A Dias Ferreira, no Leblon, é uma rua cheia de possibilidades: comprar livros ou discos para todos os gostos, num cenário muito agradável; consumir marcas chiques e conhecidas, da calcinha ao sapato; comer em bons restaurantes, dos mais variados gostos e preços.
Nesse mesmo pedaço do Rio, tão famoso, tão badalado, tão disputado, tem-se, também, outras tantas possibilidades: como a de ser assaltado à luz do sol, ver descarregamento de caminhões nos mais variados horários, ou ficar numa fila de carros que bloqueiam o tráfego a qualquer hora do dia, como se nada estivesse acontecendo.

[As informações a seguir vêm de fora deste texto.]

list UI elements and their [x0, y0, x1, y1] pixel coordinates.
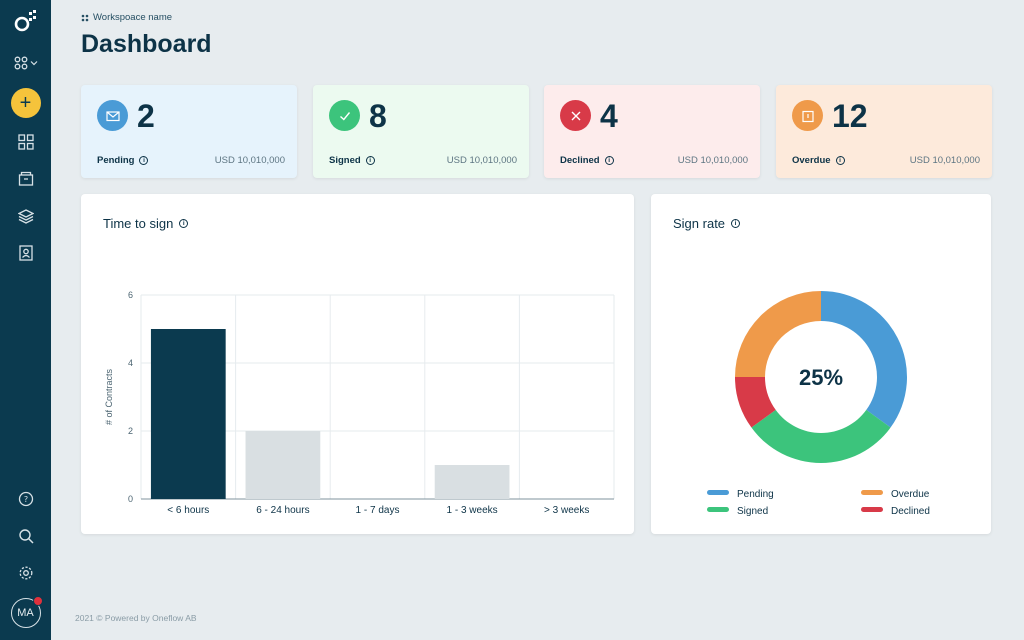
- y-axis-label: # of Contracts: [104, 368, 114, 425]
- x-icon: [571, 111, 580, 120]
- legend-label: Declined: [891, 506, 930, 517]
- folder-icon[interactable]: [14, 167, 38, 191]
- stat-count: 12: [832, 98, 868, 134]
- bar[interactable]: [434, 465, 510, 499]
- search-icon[interactable]: [14, 524, 38, 548]
- stat-card-declined[interactable]: 4 Declined i USD 10,010,000: [544, 85, 760, 178]
- stat-badge: [560, 100, 591, 131]
- stat-label-text: Overdue: [792, 155, 831, 166]
- stat-amount: USD 10,010,000: [214, 155, 285, 166]
- legend-label: Signed: [737, 506, 768, 517]
- center-label: 25%: [799, 365, 843, 390]
- avatar[interactable]: MA: [10, 596, 43, 628]
- x-tick-label: < 6 hours: [167, 505, 209, 516]
- y-tick-label: 2: [128, 426, 133, 436]
- info-icon[interactable]: i: [731, 219, 741, 228]
- grid-icon[interactable]: [14, 130, 38, 154]
- info-icon[interactable]: i: [835, 156, 845, 165]
- sign-rate-chart: 25% Pending Overdue Signed Declined: [707, 291, 930, 517]
- x-tick-label: > 3 weeks: [544, 505, 589, 516]
- legend-label: Pending: [737, 489, 774, 500]
- add-button[interactable]: +: [10, 88, 41, 118]
- legend-swatch: [861, 490, 883, 495]
- stat-label-text: Signed: [329, 155, 361, 166]
- stat-amount: USD 10,010,000: [446, 155, 517, 166]
- panel-title-text: Sign rate: [673, 216, 726, 231]
- legend-swatch: [861, 507, 883, 512]
- contact-icon[interactable]: [14, 241, 38, 265]
- stat-count: 8: [369, 98, 387, 134]
- workspace-name-label: Workspoace name: [93, 12, 173, 23]
- info-icon[interactable]: i: [365, 156, 375, 165]
- legend-label: Overdue: [891, 489, 930, 500]
- pie-slice-signed[interactable]: [751, 409, 891, 464]
- pie-slice-overdue[interactable]: [735, 291, 821, 377]
- stat-badge: [97, 100, 128, 131]
- stat-count: 4: [600, 98, 618, 134]
- checkmark-icon: [339, 111, 350, 121]
- info-icon[interactable]: i: [179, 219, 189, 228]
- stat-label-text: Declined: [560, 155, 600, 166]
- time-to-sign-panel: Time to sign i 0 2 4 6 # of Contracts < 6 hou…: [81, 194, 634, 534]
- stat-amount: USD 10,010,000: [677, 155, 748, 166]
- y-tick-label: 0: [128, 494, 133, 504]
- oneflow-logo-icon[interactable]: [12, 8, 40, 36]
- pie-slice-pending[interactable]: [821, 291, 907, 428]
- stat-card-overdue[interactable]: 12 Overdue i USD 10,010,000: [776, 85, 992, 178]
- notification-dot: [32, 596, 43, 606]
- panel-title: Time to sign i: [103, 216, 189, 231]
- stat-label: Pending i: [97, 155, 149, 166]
- workspace-icon: [81, 14, 89, 21]
- calendar-icon: [801, 110, 814, 122]
- workspace-switcher-icon: [14, 56, 27, 70]
- stat-count: 2: [137, 98, 155, 134]
- stat-badge: [329, 100, 360, 131]
- panel-title: Sign rate i: [673, 216, 741, 231]
- info-icon[interactable]: i: [604, 156, 614, 165]
- chevron-down-icon: [30, 61, 37, 66]
- stat-amount: USD 10,010,000: [909, 155, 980, 166]
- stat-label: Declined i: [560, 155, 614, 166]
- bar[interactable]: [150, 329, 226, 499]
- workspace-name[interactable]: Workspoace name: [81, 12, 172, 23]
- pie-slice-declined[interactable]: [735, 377, 776, 428]
- info-icon[interactable]: i: [139, 156, 149, 165]
- stat-card-pending[interactable]: 2 Pending i USD 10,010,000: [81, 85, 297, 178]
- x-tick-label: 1 - 7 days: [356, 505, 400, 516]
- legend-swatch: [707, 490, 729, 495]
- layers-icon[interactable]: [14, 204, 38, 228]
- envelope-icon: [105, 110, 120, 121]
- time-to-sign-chart: 0 2 4 6 # of Contracts < 6 hours 6 - 24 hours 1…: [104, 290, 615, 516]
- stat-badge: [792, 100, 823, 131]
- panel-title-text: Time to sign: [103, 216, 174, 231]
- legend-swatch: [707, 507, 729, 512]
- page-title: Dashboard: [81, 30, 212, 58]
- x-tick-label: 6 - 24 hours: [256, 505, 309, 516]
- x-tick-label: 1 - 3 weeks: [447, 505, 498, 516]
- stat-label-text: Pending: [97, 155, 135, 166]
- workspace-switcher[interactable]: [14, 56, 38, 70]
- help-icon[interactable]: ?: [14, 487, 38, 511]
- bar[interactable]: [245, 431, 321, 499]
- stat-card-signed[interactable]: 8 Signed i USD 10,010,000: [313, 85, 529, 178]
- settings-icon[interactable]: [14, 561, 38, 585]
- sidebar: + ?: [0, 0, 51, 640]
- y-tick-label: 6: [128, 290, 133, 300]
- y-tick-label: 4: [128, 358, 133, 368]
- stat-label: Signed i: [329, 155, 375, 166]
- footer-text: 2021 © Powered by Oneflow AB: [75, 613, 197, 623]
- svg-text:?: ?: [23, 495, 27, 504]
- stat-label: Overdue i: [792, 155, 845, 166]
- sign-rate-panel: Sign rate i 25% Pending Overdue Signed Decli…: [651, 194, 991, 534]
- avatar-initials: MA: [17, 607, 34, 619]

Bicicletas e triciclos andando nas calçadas é coisa habitual. Perguntado a uma criatura que passava a toda quase atropelando todo mundo (sob gritos de “Por favor, pare, por favor, pare”), ele, diz: “Melhor transferir o meu risco de andar na rua (já que ninguém respeita ciclistas) para os pedestres do que me ferrar”. Dispensa comentário!
Calçadas invadidas por donos de restaurantes? Normalíssimo. Fotógrafo local comenta, sutilmente: “Aqui existe quem tenha prestígio inabalável junto ao poder público” – e não há por que duvidar.

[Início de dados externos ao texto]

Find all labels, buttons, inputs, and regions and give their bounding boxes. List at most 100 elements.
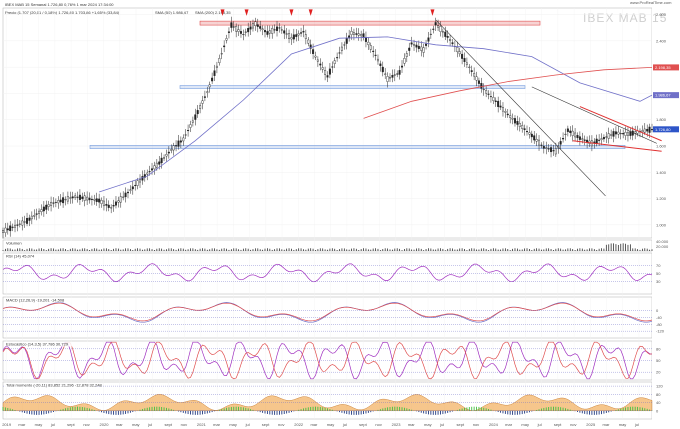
- candle-body: [622, 133, 625, 135]
- candle-body: [35, 213, 38, 215]
- candle-body: [386, 76, 389, 82]
- candle-body: [355, 33, 358, 35]
- candle-body: [110, 207, 113, 209]
- candle-body: [288, 33, 291, 40]
- indicator-tick-label: 50: [656, 271, 661, 276]
- candle-body: [518, 122, 521, 127]
- candle-body: [102, 200, 105, 207]
- candle-body: [71, 196, 74, 199]
- candle-body: [641, 130, 644, 132]
- x-tick-label: mar: [18, 422, 26, 427]
- candle-body: [405, 53, 408, 57]
- panel-label-bg: [4, 297, 94, 303]
- indicator-tick-label: 30: [656, 279, 661, 284]
- candle-body: [30, 215, 33, 220]
- x-tick-label: sept: [67, 422, 75, 427]
- ohlc-line: Precio (1.707 (20,01 / 0,18%) 1.726,80 1…: [5, 10, 120, 15]
- candle-body: [194, 114, 197, 120]
- x-tick-label: may: [35, 422, 43, 427]
- candle-body: [554, 148, 557, 155]
- panel-labels: Volumen RSI (14) 45,074 MACD (12,26,9) -19…: [4, 240, 103, 388]
- main-downtrend-line: [435, 19, 606, 197]
- x-tick-label: 2019: [2, 422, 12, 427]
- candle-body: [165, 154, 168, 157]
- candle-body: [292, 34, 295, 40]
- candle-body: [360, 34, 363, 37]
- x-tick-label: may: [521, 422, 529, 427]
- candle-body: [576, 135, 579, 139]
- candle-body: [528, 132, 531, 135]
- candle-body: [651, 129, 654, 131]
- candle-body: [530, 133, 533, 138]
- candle-body: [523, 128, 526, 130]
- candle-body: [403, 58, 406, 64]
- candle-body: [362, 33, 365, 38]
- candle-body: [617, 131, 620, 135]
- candle-body: [312, 49, 315, 54]
- momentum-area: [2, 394, 653, 411]
- candle-body: [629, 131, 632, 136]
- panel-label-bg: [4, 253, 94, 259]
- candle-body: [170, 149, 173, 151]
- x-tick-label: may: [327, 422, 335, 427]
- candle-body: [182, 137, 185, 142]
- candle-body: [612, 131, 615, 137]
- candle-body: [300, 32, 303, 34]
- price-tick-label: 2.400: [656, 38, 667, 43]
- rsi-line: [2, 263, 653, 283]
- trendlines: [220, 9, 662, 197]
- stoch-d-line: [2, 341, 653, 380]
- candle-body: [276, 26, 279, 31]
- candle-body: [345, 37, 348, 44]
- candle-body: [391, 75, 394, 78]
- candle-body: [223, 45, 226, 48]
- price-tick-label: 1.200: [656, 196, 667, 201]
- candle-body: [88, 197, 91, 201]
- candle-body: [107, 204, 110, 208]
- price-tick-label: 1.600: [656, 144, 667, 149]
- candle-body: [50, 201, 53, 206]
- x-tick-label: nov: [278, 422, 284, 427]
- candle-body: [14, 224, 17, 228]
- indicator-tick-label: 70: [656, 263, 661, 268]
- candle-body: [4, 227, 7, 233]
- candle-body: [316, 59, 319, 62]
- candle-body: [328, 68, 331, 75]
- candle-body: [78, 194, 81, 200]
- indicator-tick-label: -80: [656, 322, 663, 327]
- candle-body: [326, 75, 329, 78]
- indicator-tick-label: 40: [656, 400, 661, 405]
- candle-body: [230, 22, 233, 28]
- candle-body: [76, 196, 79, 198]
- candle-body: [9, 225, 12, 232]
- candle-body: [331, 66, 334, 68]
- candle-body: [6, 228, 9, 231]
- candle-body: [40, 209, 43, 213]
- candle-body: [242, 34, 245, 36]
- candle-body: [227, 31, 230, 33]
- candle-body: [465, 62, 468, 65]
- panel-label: Volumen: [6, 240, 22, 245]
- x-tick-label: 2020: [100, 422, 110, 427]
- panel-label-bg: [4, 382, 94, 388]
- candle-body: [340, 46, 343, 51]
- candle-body: [324, 70, 327, 75]
- price-tick-label: 1.800: [656, 117, 667, 122]
- sma50-legend: SMA (50) 1.986,67: [155, 10, 189, 15]
- candle-body: [574, 132, 577, 138]
- candle-body: [451, 42, 454, 45]
- candle-body: [112, 205, 115, 207]
- candle-body: [23, 221, 26, 223]
- x-tick-label: jul: [245, 422, 250, 427]
- candle-body: [187, 130, 190, 132]
- candle-body: [117, 200, 120, 203]
- top-5-marker: [430, 9, 435, 16]
- candle-body: [21, 220, 24, 226]
- candle-body: [384, 73, 387, 75]
- price-tag-bg: [653, 64, 679, 71]
- candle-body: [285, 33, 288, 35]
- candle-body: [581, 138, 584, 140]
- x-tick-label: mar: [116, 422, 124, 427]
- x-tick-label: mar: [603, 422, 611, 427]
- candle-body: [463, 58, 466, 62]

Na Dias Ferreira é possível, também, assistir aos flanelinhas reclamarem das senhoras que deixam os motoristas esperando, atrapalhando o tráfego Ou o inverso – dos motoristas reclamarem dos flanelinhas que formam filas esperando pelas senhoras – ou seja, um delinquente se queixa do outro.

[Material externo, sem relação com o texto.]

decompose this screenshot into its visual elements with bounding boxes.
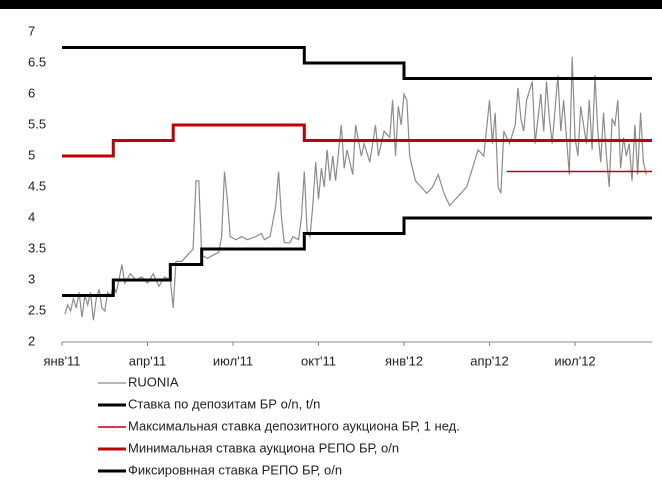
series-line <box>62 46 652 80</box>
legend-label: Ставка по депозитам БР o/n, t/n <box>128 396 320 411</box>
x-tick-label: апр'11 <box>129 353 166 368</box>
x-tick-label: апр'12 <box>470 353 508 368</box>
top-bar <box>0 0 662 9</box>
y-tick-label: 4.5 <box>28 178 46 193</box>
series-line <box>62 123 652 158</box>
series-line <box>62 216 652 297</box>
x-tick-label: окт'11 <box>301 353 336 368</box>
legend-label: RUONIA <box>128 374 179 389</box>
legend-label: Фиксировнная ставка РЕПО БР, o/n <box>128 462 342 477</box>
y-tick-label: 3 <box>28 271 35 286</box>
y-tick-label: 2 <box>28 333 35 348</box>
x-tick-label: июл'12 <box>554 353 595 368</box>
y-tick-label: 3.5 <box>28 240 46 255</box>
y-tick-label: 5 <box>28 147 35 162</box>
legend-label: Максимальная ставка депозитного аукциона… <box>128 418 460 433</box>
y-tick-label: 4 <box>28 209 35 224</box>
x-tick-label: июл'11 <box>213 353 253 368</box>
legend-label: Минимальная ставка аукциона РЕПО БР, o/n <box>128 440 399 455</box>
y-tick-label: 5.5 <box>28 116 46 131</box>
x-tick-label: янв'12 <box>385 353 423 368</box>
y-tick-label: 6 <box>28 85 35 100</box>
y-tick-label: 7 <box>28 23 35 38</box>
y-tick-label: 2.5 <box>28 302 46 317</box>
y-tick-label: 6.5 <box>28 54 46 69</box>
x-tick-label: янв'11 <box>43 353 80 368</box>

Luís Oliveira, organizador de filas duplas e triplas de carros, acha o máximo que as malhadoras da academia (tem isso também) entreguem as chaves em suas mãos, num gesto de confiança: “Vou fazer o quê, vou dizer que não recebo os carros”?, responde ao ser perguntado se fila tripla pela manhã já não é um pouco demais.
Todos parecem acostumados a essa rotina, sem constrangimentos. E como parecem se entender! Um taxista local tenta resumir: “Aqui todo mundo tem razão e todo mundo tá errado”.
Se ali não impera a lei, pouco adiante há quem crie a sua. Foi o caso de Joana Pereira, maranhense, dona da banca de revista na esquina com Ataulfo de Paiva: decidiu que só vende papel seda para enrolar cigarros, digamos, mais rústicos, para maiores de idade. “Se tiver cara de criança e não tiver documento, não leva a seda”, diz ela,
Por essas e outras razões a Dias Ferreira foi escolhida, entre as primeiras ruas da Zona Sul, para receber uma Unidade da Ordem Pública. Como ali todos se habituaram a conviver com pequenos delitos e ilegalidades, há quem veja o risco de a UOP acabar, literalmente, desorganizando a vida de quem mora, trabalha e frequenta aquele trecho da cidade.